La enfermera lloraba. Ni siquiera ella, acostumbrada a la sangre y el dolor, pudo resistir la escena. En sus brazos yacía una mujer sin dientes, pues se los habían tumbado de un puñetazo. Su cuerpo ultrajado estaba cubierto de moretones. Pero esto no fue lo que le sacó las lágrimas. Se trataba de una niña de dos años. “Le partieron sus dientecitos de leche”, decía desconsolada. La enfermera debió mover cielo y tierra para que las autoridades actuaran. Y cuando dieron con el victimario, llegaron a una dura conclusión: no era la primera vez que la violaba.
SEMANA visitó Tumaco, llamada la Perla del Pacífico, que se ha convertido en sinónimo de pobreza y abandono. Las calles están devastadas, hay basura por doquier, los barrios de invasión se multiplican sin parar. La mitad carece de un servicio de acueducto, un poco más es pobre y uno de cada tres habitantes no sabe leer ni escribir. Se registran 200 homicidios cada año y han sido víctimas de las Farc, los Rastrojos, los Urabeños y del narcotráfico.
Además de la miseria, en este puerto nariñense la violencia de género se ha vuelto parte del paisaje. Las mujeres viven atemorizadas. Muchas sucumben al maltrato, las reclutan como objetos sexuales o las desplazan por negarse a serlo. De los 58.000 tumaqueños desplazados de la primera década del siglo XXI, más de la mitad fueron mujeres. “La violencia de género sigue invisible e impune”, dice Dora Vargas, de la Pastoral Social de la ciudad.
Un lugar como este es el peor de los mundos para una mujer. En menos de un año se han registrado 74 casos de abuso sexual, la mayoría contra menores de edad. En medio de esa mezcla de pobreza y violencia, las mujeres llevan la peor parte. En muchas casas, los adultos y los niños deben compartir pequeños cuartos, donde el abuso es frecuente. “Descubrimos que un padrastro abusó de sus cinco hijastras”, dice una delegada de Acnur.

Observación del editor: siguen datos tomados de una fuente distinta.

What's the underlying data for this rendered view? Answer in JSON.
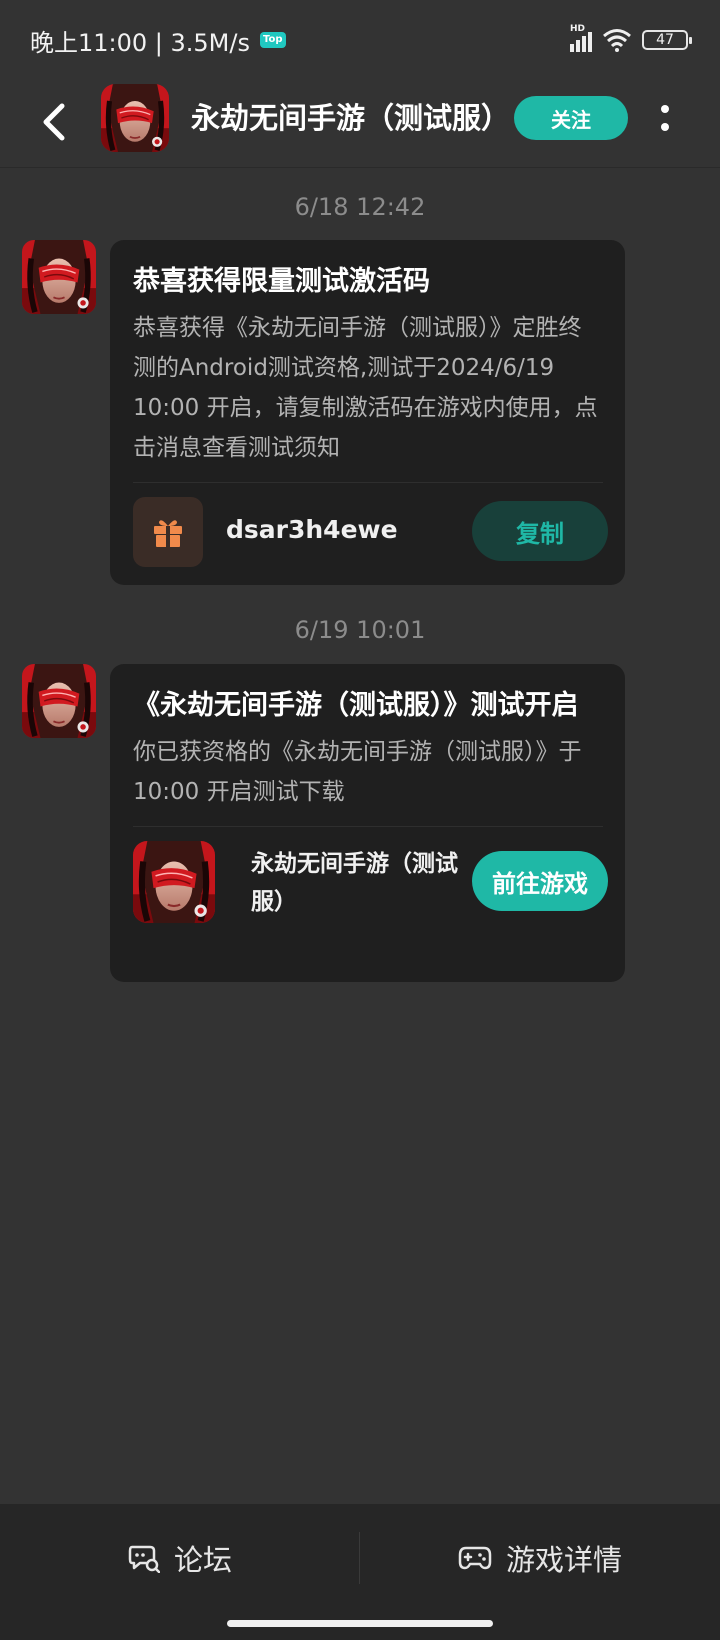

La situación afecta a las más jóvenes, pues la pobreza lleva a muchas a vender sus cuerpos. “Lo que más nos duele es que muchas niñas entre los 6 y 10 años ofrecen sexo oral por hambre”, le dijo a SEMANA una dirigente comunal.
“Apenas ven que su cuerpo se está formando le ponen el ojo y empiezan a acosarla, y si la niña no accede, le toca irse”, dice la líder de un barrio afectado. Así, hacer maletas y huir se ha convertido en el mejor camino, pues los criminales siempre terminan reclutando a las niñas que se quedan. Un dirigente local, que pidió el anonimato, añade: “A algunas las explotan prostituyéndolas y a otras las vinculan a la organización haciéndolas servir como campaneras o llevar droga”.
El apetito sexual de los jefes de las bandas criminales parece insaciable. Quienes conocen el mundo de esas organizaciones dicen que hay un código interno según el cual cada integrante puede escoger como trofeo a una adolescente. Después de abusar de ellas, las abandonan, embarazadas, en sus casas y salen a la caza de nuevas esclavas sexuales.
La situación en Tumaco representa lo que viven miles de mujeres en zonas del país, lejos de las urbes y en los epicentros del conflicto. El puerto es hoy una de las ciudades que la ONU eligió para un sistema de gestión de datos de violencia de género. El programa funciona en 17 países, y Colombia es el único de América Latina.
No obstante, según el secretario de Gobierno, Hernán Cortés, la comunidad ha erigido un muro de desconfianza que impide la denuncia. Vaya paradoja: quienes más ayuda necesitan no la reciben. No porque no la quieran, sino porque ya no le creen a nadie.